THE LATEST POLLS ahead of the July 23 snap election in Spain suggest that the conservative Popular Party (PP) and far-right Vox party will win enough seats to form a government in the Congress of Deputies. But as the fallout from the local and regional elections is showing, making a deal could still be a complicated task.
In the Extremadura region, there was talk on Tuesday of a rerun of the recent election, after the PP and Vox failed to reach an agreement over the makeup of the speaker’s committee in the regional assembly. They voted for each other’s parties, meaning that the Socialist Party had the most votes and will take control of the committee.
In the wake of the falling out between the PP and Vox, regional PP leader Maria Guardiola complained that the far-right party has ‘put its lust for power first’ and that any kind of deal with Vox had been impossible.
The source of the disagreement was Vox’s policies on issues such as domestic violence and LGBTQ+ rights.
“I cannot allow those who deny that sexist violence exists to enter into the government,” added Guardiola. “[Nor those] who throw the LGBTQ+ flag in the bin.”
Vox wants to govern the regional government in Extremadura along with the PP, but the failure to reach a deal over the speaker’s committee and Guardiola’s harsh criticism of the group suggests a fresh election is on the cards.
What is happening this week in Extremadura could be a forerunner for the difficulties that the PP will face should, as is expected, the general election on July 23 be inconclusive.
PP leader Feijoo
The national PP leader, Alberto Nuñez Feijoo, opted to make a spirited defence of his party’s values earlier this week when being questioned about Vox’s attitudes to gender violence.
The questioning on the Cadena SER radio network came in the wake of the PP doing governing deals with Vox not just in dozens of local councils across the country after the recent polls, but also in the Valencia regional government.
“Sexist violence obviously exists,” said Feijoo, when asked about Vox’s claims that it doesn’t, as well as their insistence that measures to combat the issue be rolled back, despite the fact that in Spain so far this year 22 women have died at the hands of their partners or ex-partners.
Feijoo did, however, defend the PP’s decision in several city councils, including Valladolid and Toledo, to scrap equality departments altogether.
“Equality and family are not contradictory concepts, and nor does the family lead to inequality,” he argued during the radio interview. “There are governments where Economy and Finance go together, and others where they are separate.”
The PP leader would not be drawn on whether or not his party would do a coalition deal with Vox if needed – something that could be difficult given the far-right party’s recent policies and demands.

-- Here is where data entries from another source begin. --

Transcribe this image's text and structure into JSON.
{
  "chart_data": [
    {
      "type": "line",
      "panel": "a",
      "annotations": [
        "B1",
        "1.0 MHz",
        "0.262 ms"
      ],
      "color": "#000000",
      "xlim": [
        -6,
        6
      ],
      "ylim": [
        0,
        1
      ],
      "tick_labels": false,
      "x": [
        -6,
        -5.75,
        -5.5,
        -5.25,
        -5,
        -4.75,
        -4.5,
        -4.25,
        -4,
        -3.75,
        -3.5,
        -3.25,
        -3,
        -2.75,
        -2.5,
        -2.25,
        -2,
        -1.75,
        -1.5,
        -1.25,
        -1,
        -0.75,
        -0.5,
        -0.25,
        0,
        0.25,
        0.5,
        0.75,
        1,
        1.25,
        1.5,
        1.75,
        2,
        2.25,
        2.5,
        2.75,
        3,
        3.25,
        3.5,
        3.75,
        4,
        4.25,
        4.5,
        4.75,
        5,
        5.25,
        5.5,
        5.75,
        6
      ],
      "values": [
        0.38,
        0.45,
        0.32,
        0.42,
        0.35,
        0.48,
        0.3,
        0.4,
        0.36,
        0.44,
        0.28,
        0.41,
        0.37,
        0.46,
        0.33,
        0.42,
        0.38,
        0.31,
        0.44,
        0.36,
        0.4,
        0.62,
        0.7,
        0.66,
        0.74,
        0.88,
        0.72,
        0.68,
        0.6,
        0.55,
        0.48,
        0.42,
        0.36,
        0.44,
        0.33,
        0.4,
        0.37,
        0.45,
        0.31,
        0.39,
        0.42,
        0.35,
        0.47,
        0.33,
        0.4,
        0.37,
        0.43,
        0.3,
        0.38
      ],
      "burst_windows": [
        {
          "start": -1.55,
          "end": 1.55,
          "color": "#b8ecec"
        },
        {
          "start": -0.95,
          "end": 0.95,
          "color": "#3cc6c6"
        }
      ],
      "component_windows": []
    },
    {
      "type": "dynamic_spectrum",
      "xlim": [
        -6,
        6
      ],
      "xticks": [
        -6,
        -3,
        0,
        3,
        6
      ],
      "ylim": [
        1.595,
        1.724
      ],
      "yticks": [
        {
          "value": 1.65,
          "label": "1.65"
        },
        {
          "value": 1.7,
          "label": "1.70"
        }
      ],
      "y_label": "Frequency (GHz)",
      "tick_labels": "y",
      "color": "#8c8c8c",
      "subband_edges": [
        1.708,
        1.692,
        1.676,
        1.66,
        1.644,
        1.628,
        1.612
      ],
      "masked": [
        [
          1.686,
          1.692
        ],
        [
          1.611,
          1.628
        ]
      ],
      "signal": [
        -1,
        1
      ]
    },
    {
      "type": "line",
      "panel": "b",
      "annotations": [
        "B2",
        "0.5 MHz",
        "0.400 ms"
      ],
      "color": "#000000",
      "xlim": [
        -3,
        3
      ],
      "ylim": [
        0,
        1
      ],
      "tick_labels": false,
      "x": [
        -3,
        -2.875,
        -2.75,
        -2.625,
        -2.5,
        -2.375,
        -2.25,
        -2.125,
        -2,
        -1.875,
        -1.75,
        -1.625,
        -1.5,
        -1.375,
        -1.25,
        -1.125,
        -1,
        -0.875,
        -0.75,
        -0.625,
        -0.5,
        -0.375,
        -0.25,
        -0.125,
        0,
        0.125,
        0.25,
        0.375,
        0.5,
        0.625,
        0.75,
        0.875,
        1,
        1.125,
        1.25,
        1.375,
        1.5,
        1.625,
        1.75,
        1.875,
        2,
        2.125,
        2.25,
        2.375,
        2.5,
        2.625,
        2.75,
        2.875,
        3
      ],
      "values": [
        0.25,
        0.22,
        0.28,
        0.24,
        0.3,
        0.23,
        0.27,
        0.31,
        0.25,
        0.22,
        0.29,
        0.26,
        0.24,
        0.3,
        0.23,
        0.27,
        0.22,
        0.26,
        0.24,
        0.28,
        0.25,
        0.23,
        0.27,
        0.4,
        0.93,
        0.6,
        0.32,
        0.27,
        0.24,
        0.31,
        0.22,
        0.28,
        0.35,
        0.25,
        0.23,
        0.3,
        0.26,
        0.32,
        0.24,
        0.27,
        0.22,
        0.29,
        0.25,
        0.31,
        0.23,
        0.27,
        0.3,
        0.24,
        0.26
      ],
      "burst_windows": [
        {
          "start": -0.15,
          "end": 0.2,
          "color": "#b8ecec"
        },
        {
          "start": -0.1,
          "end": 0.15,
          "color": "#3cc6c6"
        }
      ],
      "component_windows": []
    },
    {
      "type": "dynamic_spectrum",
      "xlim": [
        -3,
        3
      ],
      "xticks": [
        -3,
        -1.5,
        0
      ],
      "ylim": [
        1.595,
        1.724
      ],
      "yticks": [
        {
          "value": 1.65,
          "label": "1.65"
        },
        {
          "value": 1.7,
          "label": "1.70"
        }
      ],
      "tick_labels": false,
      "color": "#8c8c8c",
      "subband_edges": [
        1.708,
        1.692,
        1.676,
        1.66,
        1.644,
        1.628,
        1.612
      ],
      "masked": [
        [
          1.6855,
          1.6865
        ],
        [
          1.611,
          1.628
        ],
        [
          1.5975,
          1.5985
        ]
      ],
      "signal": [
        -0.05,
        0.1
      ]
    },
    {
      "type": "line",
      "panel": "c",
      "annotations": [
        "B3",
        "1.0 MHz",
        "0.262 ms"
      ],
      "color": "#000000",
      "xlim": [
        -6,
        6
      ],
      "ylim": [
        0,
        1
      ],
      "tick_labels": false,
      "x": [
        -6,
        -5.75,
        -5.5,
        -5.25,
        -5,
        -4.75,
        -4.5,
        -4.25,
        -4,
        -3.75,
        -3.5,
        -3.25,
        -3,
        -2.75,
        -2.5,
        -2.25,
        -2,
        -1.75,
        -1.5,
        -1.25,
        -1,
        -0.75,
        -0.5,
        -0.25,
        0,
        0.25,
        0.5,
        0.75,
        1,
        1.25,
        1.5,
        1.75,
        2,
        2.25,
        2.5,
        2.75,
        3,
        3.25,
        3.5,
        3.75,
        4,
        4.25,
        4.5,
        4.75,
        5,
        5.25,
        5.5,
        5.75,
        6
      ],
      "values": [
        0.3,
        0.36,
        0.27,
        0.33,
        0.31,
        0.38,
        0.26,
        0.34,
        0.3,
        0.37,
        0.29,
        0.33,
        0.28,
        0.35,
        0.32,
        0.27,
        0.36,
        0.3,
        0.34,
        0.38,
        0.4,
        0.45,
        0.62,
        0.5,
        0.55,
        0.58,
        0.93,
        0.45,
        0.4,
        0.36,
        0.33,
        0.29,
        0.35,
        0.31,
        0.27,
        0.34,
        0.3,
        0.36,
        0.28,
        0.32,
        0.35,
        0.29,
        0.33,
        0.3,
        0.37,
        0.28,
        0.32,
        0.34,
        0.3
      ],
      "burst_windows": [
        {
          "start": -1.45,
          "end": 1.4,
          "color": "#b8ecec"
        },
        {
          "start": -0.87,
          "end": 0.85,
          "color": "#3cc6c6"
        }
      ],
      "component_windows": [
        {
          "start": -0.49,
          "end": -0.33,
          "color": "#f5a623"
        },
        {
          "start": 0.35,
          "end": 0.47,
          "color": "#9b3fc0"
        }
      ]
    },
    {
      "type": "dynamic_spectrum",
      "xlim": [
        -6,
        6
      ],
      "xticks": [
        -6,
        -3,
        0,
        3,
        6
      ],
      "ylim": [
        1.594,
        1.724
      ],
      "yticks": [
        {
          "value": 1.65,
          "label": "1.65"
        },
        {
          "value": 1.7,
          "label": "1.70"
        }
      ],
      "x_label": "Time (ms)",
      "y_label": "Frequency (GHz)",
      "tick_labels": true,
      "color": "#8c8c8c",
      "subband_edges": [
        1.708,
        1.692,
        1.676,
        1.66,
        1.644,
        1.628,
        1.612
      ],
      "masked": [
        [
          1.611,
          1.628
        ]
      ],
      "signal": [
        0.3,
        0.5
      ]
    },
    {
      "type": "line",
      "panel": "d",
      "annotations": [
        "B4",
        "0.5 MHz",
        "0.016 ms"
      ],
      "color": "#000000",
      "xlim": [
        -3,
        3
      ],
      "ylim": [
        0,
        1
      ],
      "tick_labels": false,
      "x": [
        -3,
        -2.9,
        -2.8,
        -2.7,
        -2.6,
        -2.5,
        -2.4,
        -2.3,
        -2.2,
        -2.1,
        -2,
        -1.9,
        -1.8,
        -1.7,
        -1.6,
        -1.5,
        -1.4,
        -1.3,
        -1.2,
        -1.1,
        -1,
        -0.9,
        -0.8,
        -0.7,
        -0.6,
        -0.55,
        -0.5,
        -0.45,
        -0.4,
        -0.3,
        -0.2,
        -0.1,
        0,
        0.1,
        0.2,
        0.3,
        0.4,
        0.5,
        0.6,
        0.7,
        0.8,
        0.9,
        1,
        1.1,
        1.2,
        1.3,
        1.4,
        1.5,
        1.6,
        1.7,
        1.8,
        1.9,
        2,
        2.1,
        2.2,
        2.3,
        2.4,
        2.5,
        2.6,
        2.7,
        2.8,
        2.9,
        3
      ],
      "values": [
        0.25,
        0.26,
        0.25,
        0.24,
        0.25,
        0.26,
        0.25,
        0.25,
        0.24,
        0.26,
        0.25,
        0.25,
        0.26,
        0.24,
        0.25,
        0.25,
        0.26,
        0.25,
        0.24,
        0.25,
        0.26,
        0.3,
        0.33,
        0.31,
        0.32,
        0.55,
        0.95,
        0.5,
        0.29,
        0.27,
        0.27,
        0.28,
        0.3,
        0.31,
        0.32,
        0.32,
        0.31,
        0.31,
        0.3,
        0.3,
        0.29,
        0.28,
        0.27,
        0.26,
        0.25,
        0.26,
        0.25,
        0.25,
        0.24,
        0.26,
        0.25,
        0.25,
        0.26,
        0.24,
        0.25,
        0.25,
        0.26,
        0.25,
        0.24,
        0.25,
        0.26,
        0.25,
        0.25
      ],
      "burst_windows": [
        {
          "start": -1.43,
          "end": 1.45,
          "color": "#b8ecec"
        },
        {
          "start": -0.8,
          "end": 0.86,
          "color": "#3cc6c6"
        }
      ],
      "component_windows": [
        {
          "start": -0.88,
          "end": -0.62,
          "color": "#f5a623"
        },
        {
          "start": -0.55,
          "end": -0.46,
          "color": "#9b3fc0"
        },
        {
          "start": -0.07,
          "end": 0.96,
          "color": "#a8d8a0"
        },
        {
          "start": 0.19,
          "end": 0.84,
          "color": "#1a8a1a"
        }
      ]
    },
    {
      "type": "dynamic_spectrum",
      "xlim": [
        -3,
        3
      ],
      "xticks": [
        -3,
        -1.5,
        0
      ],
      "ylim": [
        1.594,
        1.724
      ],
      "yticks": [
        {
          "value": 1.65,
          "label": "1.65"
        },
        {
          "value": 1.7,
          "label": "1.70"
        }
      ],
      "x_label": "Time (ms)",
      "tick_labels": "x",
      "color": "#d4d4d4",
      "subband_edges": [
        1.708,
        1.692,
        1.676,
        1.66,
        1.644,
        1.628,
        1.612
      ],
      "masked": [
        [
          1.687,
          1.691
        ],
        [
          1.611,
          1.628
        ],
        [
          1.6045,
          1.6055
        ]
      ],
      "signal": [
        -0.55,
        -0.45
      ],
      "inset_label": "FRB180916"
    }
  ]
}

He did, however, insist that the ball will lie in the court of the current prime minister, Pedro Sanchez of the Socialist Party, and that the most-voted party at the polls should govern.
‘The Socialists should abstain’
“Spain deserves to have a solid government so as not to waste time,” Feijoo said. “If the Socialists don’t want Vox to govern, it is simple: they should abstain [at an investiture vote]. If the Socialist Party wins, I will abstain.”
The issue of Vox caused another headache for Feijoo this week thanks to the governing deal it reached with the PP in Valencia. Jose Maria Llanos, one of the Vox deputies who may end up with a role of responsibility in the new regional government, last week said in a television interview that ‘gender violence doesn’t exist, sexist violence doesn’t exist’.
What’s more, another Vox politician in Valencia, Carlos Flores, was found guilty of domestic violence more than two decades ago.
In his Cadena SER interview, Feijoo brushed off the incident, stating that Flores had had ‘a difficult divorce’ that ‘involved verbal abuse toward his ex-wife.’ The comments prompted a wave of criticism aimed at Feijoo.
Sanchez’s strategy
When Pedro Sanchez called the snap elections after his party and other leftist groups’ poor showing at the local and regional polls, one of the interpretations by commentators was that he was doing so to get Spaniards out to vote at a time when the PP was being forced to do difficult deals with far-right Vox.
On the basis of what has been happening this week, it looks like Sanchez may have judged that decision well.